The words conjure up cozy memories of leisurely school-free mornings spent in pajamas, watching the snowflakes drift down and the snowbanks go up, perhaps with a mug of hot chocolate in hand, eventually venturing outside dressed like astronauts to romp in the snow.
Of such childhood memories, I have none.
Growing up back home, school-free days hinged upon Storm Signals (1 to 4) heralding an impending tropical cyclone or typhoon, of which there were many. Safe in our “hollow block” (concrete) home on a hill, we spent those stormy days playing indoors, likely without power, oblivious to the howling wind, flying debris, and flooding around us. Between storms were endless hours of play in the sun, punctuated by monsoon winds and rain – a welcome respite from the heat and humidity.
Of such childhood memories, our children will, in turn, have none.
And so, we share stories of our childhood home, the storms, our games, our family, our friends – as did our ancestors, and their ancestors before them, each one giving life to the generation before them in stories for the generation after.
Much like an adopted child seeking her biological parents, we all have an innate desire to know our roots, from whom and whence we came, and how things came to be. Myths and legends seek to answer these very questions and much more – many of them even acting as a moral beacon in helping us discern right from wrong, just as our elders would.

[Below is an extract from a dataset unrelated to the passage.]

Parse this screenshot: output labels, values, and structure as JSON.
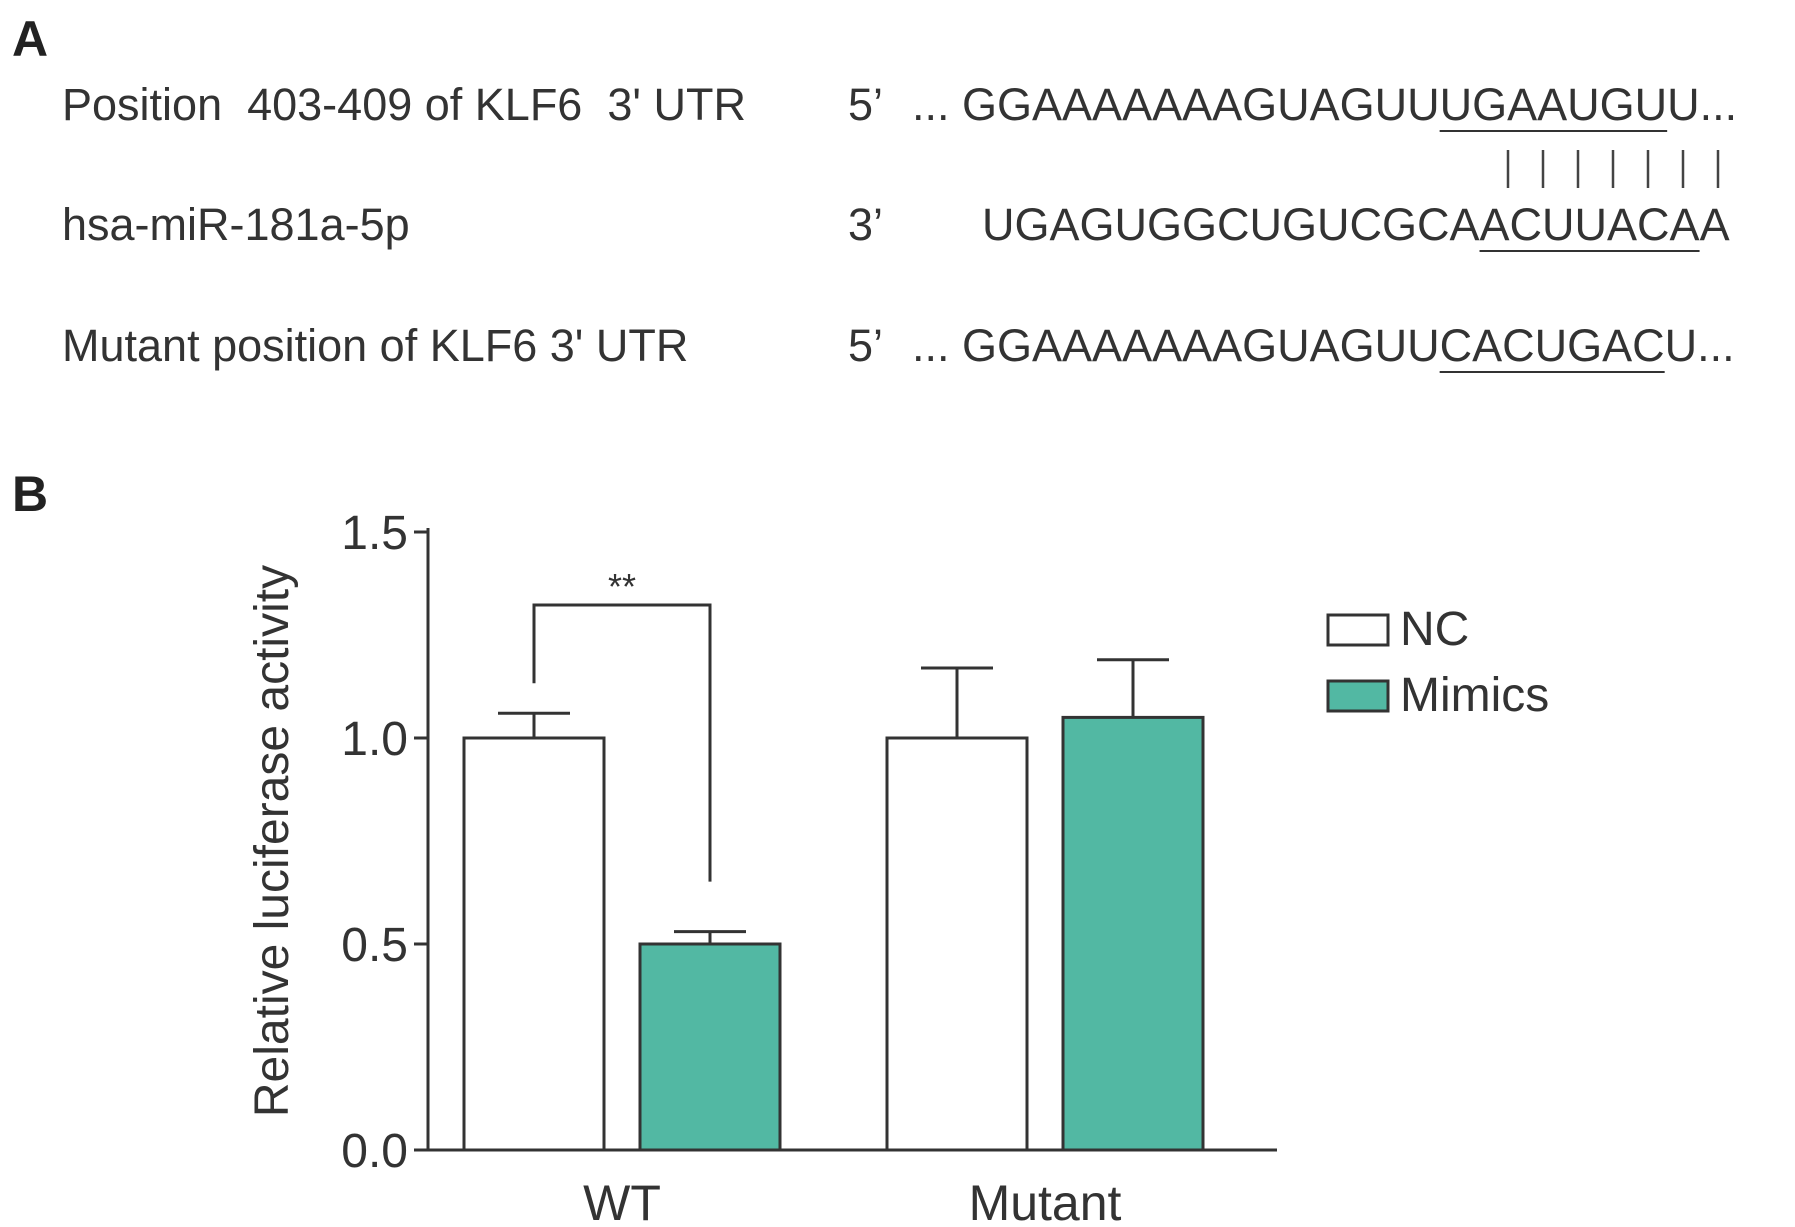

These ancient tales pervade almost every culture. Not a few of them sound curiously similar, as though the tale originated from a single place and was dispersed far and wide by travelers like seeds, taking root and changing its name and likeness according to the soil it settled on.
Cinderella is one such tale – from the Greek-turned-Egyptian Rhodopsis, to the French, Creole, Mexican, Italian, Persian or German Grimm version of Cinderella, it seems she has visited every culture. The Philippines is no exception. Although somewhat awkwardly written, the book
Abadeha: The Philippine Cinderella" tells the tale with a distinctive Filipino twist and captures the culture beautifully in its colorful and detailed illustrations. The title page inside also reveals another bonus – it is written in the ancient Filipino script, Baybayin! Children will not only enjoy the illustrations, but perhaps also the challenge of translating the title page using a Baybayin chart. (See my review of this book for age-appropriateness in the Aklatan (Library) I’ve started here, as well as a couple of resources on Baybayin.)
Decades ago, American author Elizabeth Sechrist was the first to compile Philippine folk tales from both before and after Spanish colonization in her book: Once In The First Times: Folk Tales From The Philippines. It too is written in English, but beautifully so. I wondered at first about the strange-sounding title, “Once In The First Times”, until I realized it was a literal translation of the first few words beginning most Philippine tales. Not “Once upon a time” but “Noong unang panahon“. Once in the first times…
Not too many of the original copies remain, but if you love the smell of old books and
don’t mind buying used ones, you too might be able to find a secondhand copy. Otherwise, this reprint of the book is now available, albeit at a high price.
(I haven’t seen this reprint and do not know if it is printed like the original.)
But whatever books you may find on myths and legends from the Philippines, none will surpass the stories of your own family from back home. Record them if you can, before they vanish from memory forever, and create your own virtual family baul (trunk or chest) of memories. For these stories are unique to your family, and part of what makes you yourself unique. They may teach us many things about our family members, but ultimately we learn about ourselves as well, from whom and where we came. Best of all, they are free for the taking – if we so wish – yet infinitely priceless.